Function f is pre-analyzed in a generic state in which p points to some location S_p and q points to S_q. The particular state at the call site line 19 is found to be captured by the generic state with S_p being A and S_q being B so the pre-analysis can be reused (taking into account that the changes that happened to S_p in the pre-analysis happen to A here and so on).

On the other hand the state at the second call site (line 23) is not found to be an instance of the generic state because there is an aliasing relation between p and q that may completely change the meaning of the function. The analysis concludes that the generic analysis cannot be reused here and enters a specialized analysis of f same as if option -mem-exec had not been used.

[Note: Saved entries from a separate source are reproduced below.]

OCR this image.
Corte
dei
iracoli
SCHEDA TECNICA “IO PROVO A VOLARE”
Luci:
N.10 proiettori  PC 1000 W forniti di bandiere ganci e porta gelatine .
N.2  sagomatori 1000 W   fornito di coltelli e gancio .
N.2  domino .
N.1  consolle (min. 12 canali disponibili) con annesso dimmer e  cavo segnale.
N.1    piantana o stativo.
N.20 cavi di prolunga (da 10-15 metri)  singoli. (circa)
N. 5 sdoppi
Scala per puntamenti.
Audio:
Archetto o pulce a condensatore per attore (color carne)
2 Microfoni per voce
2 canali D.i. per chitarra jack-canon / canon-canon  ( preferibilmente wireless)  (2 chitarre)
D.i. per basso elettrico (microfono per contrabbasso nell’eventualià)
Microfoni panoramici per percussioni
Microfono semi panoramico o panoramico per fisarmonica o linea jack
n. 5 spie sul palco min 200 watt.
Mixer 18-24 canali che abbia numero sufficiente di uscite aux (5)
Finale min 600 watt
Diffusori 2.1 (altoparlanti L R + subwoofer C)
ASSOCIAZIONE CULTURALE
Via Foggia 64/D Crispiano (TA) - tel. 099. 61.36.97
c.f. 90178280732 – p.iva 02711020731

I think this feature is a fine piece of engineering (yes I wrote that part myself. There are other parts I wrote myself I do not think are great at all). Nevertheless no-one used it and it had some long-standing bugs. The use case for this option was not clear. You can use instead -no-results-function -slevel-function or replace a complex function by a simpler stub written with value analysis primitives.

So this was a partial list of features that will go away in Nitrogen. There are many other bits that no-one is using and that only make new developments difficult. Many of these were never documented so if you use the value analysis in theory you shouldn't even notice that they are gone.